Interesting hint on Dennis Ritchie attempt. Here is a related thread: https://news.ycombinator.com/item?id=39677581

tombert · 2024-05-26T22:48:53

When I was writing my proposal to get into a PhD program, I had to do a crash course in formally verified applications. The focus of the program is actually in Isabelle, but Coq is similar enough (in a hand-wavey kind of way) to where it was relevant to what I was writing about, and I stumbled across a few formally verified things with Coq.

I became slightly obsessed with CompCert, but it felt like a "real" program that was utilizing proper formal verification techniques. It seemed so cool to me that there can be (to some extent), and "objectively correct" version of a C compiler. I still think it's very cool; I wish people would geek out about this stuff as much as I would sometimes.

dang · 2024-05-26T22:32:25

CompCert C a formally verified optimizing compiler for a large subset of C99 - https://news.ycombinator.com/item?id=27644356 - June 2021 (1 comment)

CompCert – A formally verified C compiler - https://news.ycombinator.com/item?id=18968125 - Jan 2019 (57 comments)

Closing the Gap – The Formally Verified Optimizing Compiler CompCert [pdf] - https://news.ycombinator.com/item?id=13046449 - Nov 2016 (10 comments)

CompCert: A formally verified optimizing C compiler - https://news.ycombinator.com/item?id=9130934 - March 2015 (62 comments)

CompCert - Compilers you can formally trust - https://news.ycombinator.com/item?id=2619650 - June 2011 (28 comments)

nullifidian · 2024-05-27T01:46:33

I think it's important to note that you can't use it commercially.

"The INRIA Non-Commercial License Agreement is a non-free license that grants you the right to use the CompCert verified compiler for educational, research or evaluation purposes only, but prohibits any commercial use.

For commercial use you need a Software Usage Agreement from AbsInt Angewandte Informatik GmbH."

f1shy · 2024-05-27T14:24:44

The name of the company is joke, for those who do bot know, it is read same as absinthe in german, where the company is.

drdrey · 2024-05-28T16:20:54

it's also short for Abstract Interpretation, right?

JonChesterfield · 2024-05-27T11:51:11

I think compcert uses this https://github.com/jhjourdan/C11parser as the parser.
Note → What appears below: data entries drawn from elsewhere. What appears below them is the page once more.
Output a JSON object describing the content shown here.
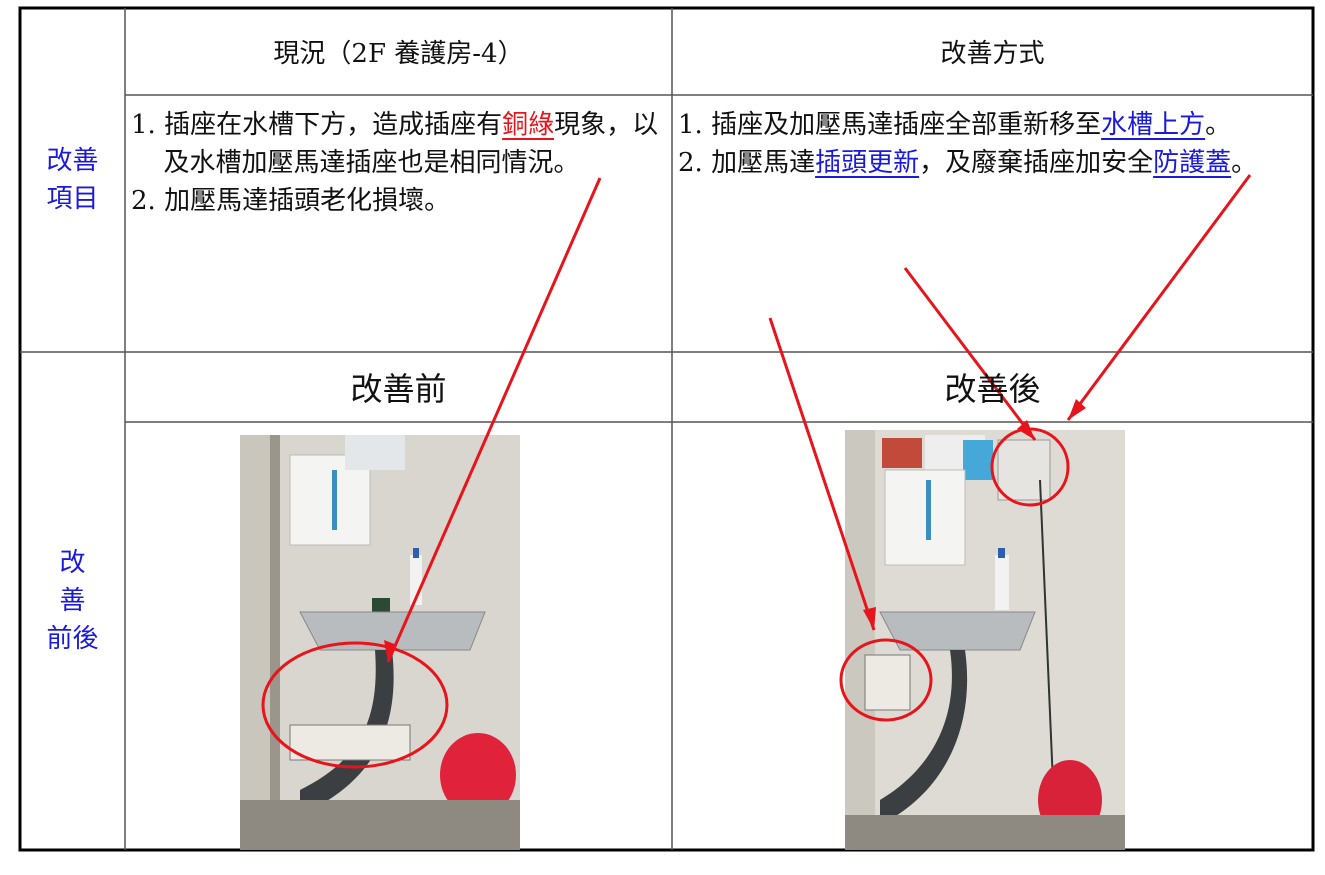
{
  "table": {
    "header": [
      "現況（2F 養護房-4）",
      "改善方式"
    ],
    "row_labels": [
      [
        "改善",
        "項目"
      ],
      [
        "改",
        "善",
        "前後"
      ]
    ],
    "current": [
      {
        "parts": [
          {
            "text": "1. 插座在水槽下方，造成插座有"
          },
          {
            "text": "銅綠",
            "color": "#e8141b"
          },
          {
            "text": "現象，以及水槽加壓馬達插座也是相同情況。"
          }
        ]
      },
      {
        "parts": [
          {
            "text": "2. 加壓馬達插頭老化損壞。"
          }
        ]
      }
    ],
    "improvement": [
      {
        "parts": [
          {
            "text": "1. 插座及加壓馬達插座全部重新移至"
          },
          {
            "text": "水槽上方",
            "color": "#1a1adc"
          },
          {
            "text": "。"
          }
        ]
      },
      {
        "parts": [
          {
            "text": "2. 加壓馬達"
          },
          {
            "text": "插頭更新",
            "color": "#1a1adc"
          },
          {
            "text": "，及廢棄插座加安全"
          },
          {
            "text": "防護蓋",
            "color": "#1a1adc"
          },
          {
            "text": "。"
          }
        ]
      }
    ],
    "photo_headers": [
      "改善前",
      "改善後"
    ]
  }
}
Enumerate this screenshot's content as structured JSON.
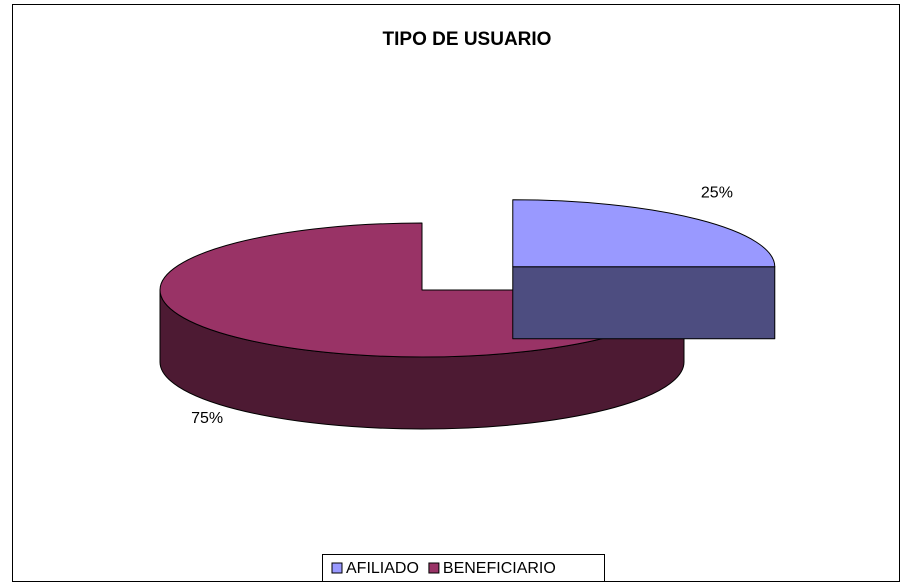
{
  "chart_data": {
    "type": "pie3d",
    "title": "TIPO DE USUARIO",
    "categories": [
      "AFILIADO",
      "BENEFICIARIO"
    ],
    "values": [
      25,
      75
    ],
    "value_labels": [
      "25%",
      "75%"
    ],
    "colors": [
      "#9999ff",
      "#993366"
    ],
    "legend": "bottom"
  }
}
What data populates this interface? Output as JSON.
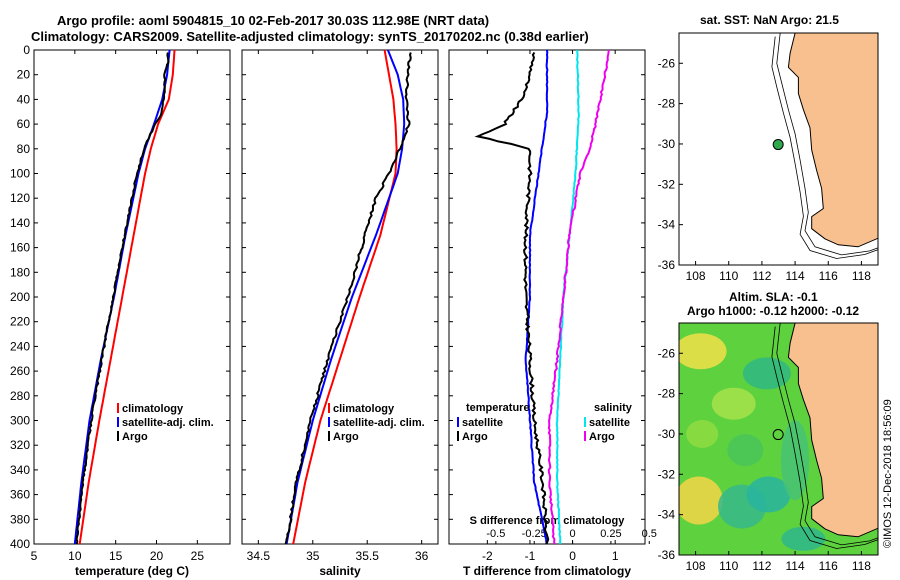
{
  "title": {
    "line1": "Argo profile: aoml 5904815_10 02-Feb-2017 30.03S 112.98E (NRT data)",
    "line2": "Climatology: CARS2009. Satellite-adjusted climatology: synTS_20170202.nc (0.38d earlier)"
  },
  "watermark": "©IMOS 12-Dec-2018 18:56:09",
  "colors": {
    "clim": "#ff0000",
    "sat": "#0000ff",
    "argo": "#000000",
    "sat_s": "#00e5ee",
    "argo_s": "#ee00ee",
    "land": "#f9c08f"
  },
  "chart_data": [
    {
      "type": "line",
      "panel": "temperature",
      "xlabel": "temperature (deg C)",
      "ylabel": "",
      "xlim": [
        5,
        29
      ],
      "ylim": [
        400,
        0
      ],
      "xticks": [
        5,
        10,
        15,
        20,
        25
      ],
      "yticks": [
        0,
        20,
        40,
        60,
        80,
        100,
        120,
        140,
        160,
        180,
        200,
        220,
        240,
        260,
        280,
        300,
        320,
        340,
        360,
        380,
        400
      ],
      "legend": [
        "climatology",
        "satellite-adj. clim.",
        "Argo"
      ],
      "series": [
        {
          "name": "climatology",
          "color": "red",
          "depth": [
            0,
            20,
            40,
            60,
            80,
            100,
            150,
            200,
            250,
            300,
            350,
            400
          ],
          "values": [
            22.2,
            22.0,
            21.5,
            20.2,
            19.3,
            18.6,
            17.2,
            15.8,
            14.4,
            13.0,
            11.7,
            10.6
          ]
        },
        {
          "name": "satellite-adj. clim.",
          "color": "blue",
          "depth": [
            0,
            20,
            40,
            60,
            80,
            100,
            150,
            200,
            250,
            300,
            350,
            400
          ],
          "values": [
            21.6,
            21.3,
            20.7,
            19.7,
            18.6,
            17.8,
            16.2,
            14.8,
            13.2,
            11.8,
            10.8,
            10.0
          ]
        },
        {
          "name": "Argo",
          "color": "black",
          "depth": [
            2,
            10,
            20,
            40,
            50,
            60,
            70,
            80,
            100,
            150,
            200,
            250,
            300,
            350,
            400
          ],
          "values": [
            21.3,
            21.4,
            21.0,
            20.9,
            20.7,
            19.9,
            19.1,
            18.5,
            17.6,
            16.1,
            14.7,
            13.3,
            12.0,
            11.0,
            10.2
          ]
        }
      ]
    },
    {
      "type": "line",
      "panel": "salinity",
      "xlabel": "salinity",
      "ylabel": "",
      "xlim": [
        34.35,
        36.15
      ],
      "ylim": [
        400,
        0
      ],
      "xticks": [
        34.5,
        35,
        35.5,
        36
      ],
      "legend": [
        "climatology",
        "satellite-adj. clim.",
        "Argo"
      ],
      "series": [
        {
          "name": "climatology",
          "color": "red",
          "depth": [
            0,
            20,
            40,
            60,
            80,
            100,
            150,
            200,
            250,
            300,
            350,
            400
          ],
          "values": [
            35.66,
            35.7,
            35.74,
            35.76,
            35.77,
            35.76,
            35.62,
            35.43,
            35.25,
            35.07,
            34.93,
            34.82
          ]
        },
        {
          "name": "satellite-adj. clim.",
          "color": "blue",
          "depth": [
            0,
            20,
            40,
            60,
            80,
            100,
            150,
            200,
            250,
            300,
            350,
            400
          ],
          "values": [
            35.69,
            35.78,
            35.83,
            35.84,
            35.82,
            35.78,
            35.58,
            35.36,
            35.17,
            35.0,
            34.86,
            34.76
          ]
        },
        {
          "name": "Argo",
          "color": "black",
          "depth": [
            2,
            20,
            40,
            60,
            80,
            100,
            120,
            150,
            200,
            250,
            300,
            350,
            400
          ],
          "values": [
            35.9,
            35.87,
            35.86,
            35.88,
            35.8,
            35.7,
            35.58,
            35.48,
            35.32,
            35.14,
            34.98,
            34.85,
            34.76
          ]
        }
      ]
    },
    {
      "type": "line",
      "panel": "difference",
      "xlabel": "T difference from climatology",
      "xlabel2": "S difference from climatology",
      "xlim": [
        -2.9,
        1.7
      ],
      "ylim": [
        400,
        0
      ],
      "xticks": [
        -2,
        -1,
        0,
        1
      ],
      "xticks2_labels": [
        "-0.5",
        "-0.25",
        "0",
        "0.25",
        "0.5"
      ],
      "legend_temperature_title": "temperature",
      "legend_salinity_title": "salinity",
      "legend": [
        "satellite",
        "Argo",
        "satellite",
        "Argo"
      ],
      "series": [
        {
          "name": "temperature satellite",
          "color": "blue",
          "depth": [
            0,
            50,
            100,
            150,
            200,
            250,
            300,
            350,
            400
          ],
          "values": [
            -0.6,
            -0.6,
            -0.8,
            -1.0,
            -1.0,
            -1.1,
            -1.0,
            -0.9,
            -0.6
          ]
        },
        {
          "name": "temperature Argo",
          "color": "black",
          "depth": [
            2,
            20,
            40,
            60,
            70,
            80,
            100,
            150,
            200,
            250,
            300,
            350,
            400
          ],
          "values": [
            -0.9,
            -1.0,
            -1.2,
            -1.6,
            -2.2,
            -1.0,
            -1.0,
            -1.1,
            -1.1,
            -1.0,
            -0.9,
            -0.7,
            -0.6
          ]
        },
        {
          "name": "salinity satellite",
          "color": "cyan",
          "depth": [
            0,
            50,
            100,
            150,
            200,
            250,
            300,
            350,
            400
          ],
          "values": [
            0.03,
            0.04,
            0.02,
            -0.02,
            -0.06,
            -0.08,
            -0.1,
            -0.1,
            -0.08
          ]
        },
        {
          "name": "salinity Argo",
          "color": "magenta",
          "depth": [
            0,
            40,
            60,
            80,
            100,
            150,
            200,
            250,
            300,
            350,
            400
          ],
          "values": [
            0.24,
            0.18,
            0.15,
            0.11,
            0.05,
            -0.02,
            -0.06,
            -0.1,
            -0.15,
            -0.15,
            -0.12
          ]
        }
      ]
    },
    {
      "type": "map",
      "panel": "sat SST map",
      "title": "sat. SST: NaN Argo: 21.5",
      "xlim": [
        107,
        119
      ],
      "ylim": [
        -36,
        -24.5
      ],
      "xticks": [
        108,
        110,
        112,
        114,
        116,
        118
      ],
      "yticks": [
        -26,
        -28,
        -30,
        -32,
        -34,
        -36
      ],
      "argo_position": {
        "lon": 112.98,
        "lat": -30.03
      }
    },
    {
      "type": "heatmap",
      "panel": "altimetry SLA map",
      "title1": "Altim. SLA: -0.1",
      "title2": "Argo h1000: -0.12 h2000: -0.12",
      "xlim": [
        107,
        119
      ],
      "ylim": [
        -36,
        -24.5
      ],
      "xticks": [
        108,
        110,
        112,
        114,
        116,
        118
      ],
      "yticks": [
        -26,
        -28,
        -30,
        -32,
        -34,
        -36
      ],
      "argo_position": {
        "lon": 112.98,
        "lat": -30.03
      }
    }
  ]
}
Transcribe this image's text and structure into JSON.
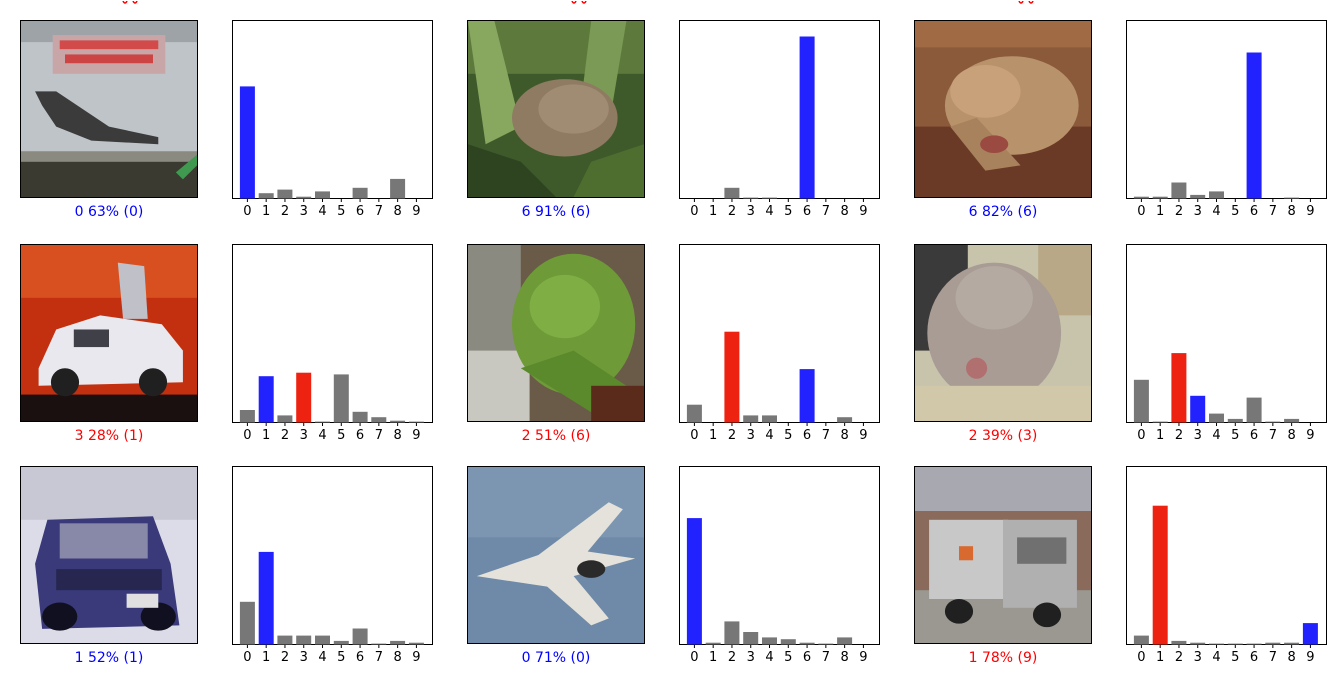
{
  "colors": {
    "correct": "#0000ff",
    "wrong": "#ff0000",
    "bar_default": "#777777",
    "bar_pred": "#2222ff",
    "bar_wrong": "#ee2211"
  },
  "panels": [
    {
      "image": "airliner-book-cover",
      "label_text": "0 63% (0)",
      "label_color": "correct",
      "chart_type": "bar"
    },
    {
      "image": "frog-in-grass",
      "label_text": "6 91% (6)",
      "label_color": "correct",
      "chart_type": "bar"
    },
    {
      "image": "toad-on-dirt",
      "label_text": "6 82% (6)",
      "label_color": "correct",
      "chart_type": "bar"
    },
    {
      "image": "white-car-open-doors",
      "label_text": "3 28% (1)",
      "label_color": "wrong",
      "chart_type": "bar"
    },
    {
      "image": "green-frog",
      "label_text": "2 51% (6)",
      "label_color": "wrong",
      "chart_type": "bar"
    },
    {
      "image": "grey-cat",
      "label_text": "2 39% (3)",
      "label_color": "wrong",
      "chart_type": "bar"
    },
    {
      "image": "blue-car",
      "label_text": "1 52% (1)",
      "label_color": "correct",
      "chart_type": "bar"
    },
    {
      "image": "fighter-jet",
      "label_text": "0 71% (0)",
      "label_color": "correct",
      "chart_type": "bar"
    },
    {
      "image": "grey-truck",
      "label_text": "1 78% (9)",
      "label_color": "wrong",
      "chart_type": "bar"
    }
  ],
  "chart_data": [
    {
      "type": "bar",
      "categories": [
        "0",
        "1",
        "2",
        "3",
        "4",
        "5",
        "6",
        "7",
        "8",
        "9"
      ],
      "values": [
        0.63,
        0.03,
        0.05,
        0.01,
        0.04,
        0.0,
        0.06,
        0.0,
        0.11,
        0.0
      ],
      "predicted": 0,
      "true_label": 0,
      "ylim": [
        0,
        1
      ],
      "grid": false
    },
    {
      "type": "bar",
      "categories": [
        "0",
        "1",
        "2",
        "3",
        "4",
        "5",
        "6",
        "7",
        "8",
        "9"
      ],
      "values": [
        0.0,
        0.0,
        0.06,
        0.005,
        0.005,
        0.0,
        0.91,
        0.0,
        0.0,
        0.0
      ],
      "predicted": 6,
      "true_label": 6,
      "ylim": [
        0,
        1
      ],
      "grid": false
    },
    {
      "type": "bar",
      "categories": [
        "0",
        "1",
        "2",
        "3",
        "4",
        "5",
        "6",
        "7",
        "8",
        "9"
      ],
      "values": [
        0.01,
        0.01,
        0.09,
        0.02,
        0.04,
        0.0,
        0.82,
        0.0,
        0.005,
        0.0
      ],
      "predicted": 6,
      "true_label": 6,
      "ylim": [
        0,
        1
      ],
      "grid": false
    },
    {
      "type": "bar",
      "categories": [
        "0",
        "1",
        "2",
        "3",
        "4",
        "5",
        "6",
        "7",
        "8",
        "9"
      ],
      "values": [
        0.07,
        0.26,
        0.04,
        0.28,
        0.005,
        0.27,
        0.06,
        0.03,
        0.01,
        0.005
      ],
      "predicted": 3,
      "true_label": 1,
      "ylim": [
        0,
        1
      ],
      "grid": false
    },
    {
      "type": "bar",
      "categories": [
        "0",
        "1",
        "2",
        "3",
        "4",
        "5",
        "6",
        "7",
        "8",
        "9"
      ],
      "values": [
        0.1,
        0.0,
        0.51,
        0.04,
        0.04,
        0.0,
        0.3,
        0.0,
        0.03,
        0.0
      ],
      "predicted": 2,
      "true_label": 6,
      "ylim": [
        0,
        1
      ],
      "grid": false
    },
    {
      "type": "bar",
      "categories": [
        "0",
        "1",
        "2",
        "3",
        "4",
        "5",
        "6",
        "7",
        "8",
        "9"
      ],
      "values": [
        0.24,
        0.005,
        0.39,
        0.15,
        0.05,
        0.02,
        0.14,
        0.005,
        0.02,
        0.0
      ],
      "predicted": 2,
      "true_label": 3,
      "ylim": [
        0,
        1
      ],
      "grid": false
    },
    {
      "type": "bar",
      "categories": [
        "0",
        "1",
        "2",
        "3",
        "4",
        "5",
        "6",
        "7",
        "8",
        "9"
      ],
      "values": [
        0.24,
        0.52,
        0.05,
        0.05,
        0.05,
        0.02,
        0.09,
        0.005,
        0.02,
        0.01
      ],
      "predicted": 1,
      "true_label": 1,
      "ylim": [
        0,
        1
      ],
      "grid": false
    },
    {
      "type": "bar",
      "categories": [
        "0",
        "1",
        "2",
        "3",
        "4",
        "5",
        "6",
        "7",
        "8",
        "9"
      ],
      "values": [
        0.71,
        0.01,
        0.13,
        0.07,
        0.04,
        0.03,
        0.01,
        0.005,
        0.04,
        0.0
      ],
      "predicted": 0,
      "true_label": 0,
      "ylim": [
        0,
        1
      ],
      "grid": false
    },
    {
      "type": "bar",
      "categories": [
        "0",
        "1",
        "2",
        "3",
        "4",
        "5",
        "6",
        "7",
        "8",
        "9"
      ],
      "values": [
        0.05,
        0.78,
        0.02,
        0.01,
        0.005,
        0.005,
        0.005,
        0.01,
        0.01,
        0.12
      ],
      "predicted": 1,
      "true_label": 9,
      "ylim": [
        0,
        1
      ],
      "grid": false
    }
  ]
}
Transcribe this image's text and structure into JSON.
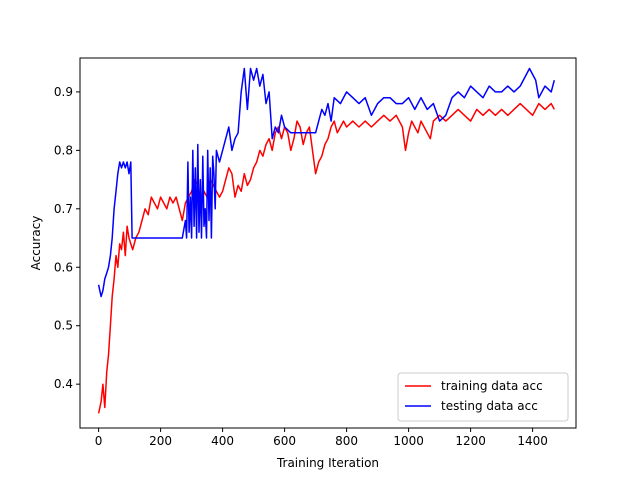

It's a lalr grammar with hooks for the usual lexer hack. I suspect that with a symbol table would make a cheap and reliable C to AST compiler. Somewhere on my todo list.

gergo_barany · 2024-05-27T15:13:23

What would you want to use it for, and why not use an existing solution? My first choice would be Frama-C (frama-c.com), which has served me well in the past.

JonChesterfield · 2024-05-27T16:12:03

Personally, I want to compile C with vector types to x64 and to amdgpu at the same time, for running code on APUs like the MI300A. I have a suspicion checking that idea works in practice will be easier building from a grammar than from clang.

gergo_barany · 2024-05-27T17:34:29

So you want to add new builtin types for vectors? Yes, building on a parser sounds like a good approach. Otherwise, Frama-C would give you a nice detailed AST, but it might be complicated to extend this way.

Sounds like a cool project, good luck!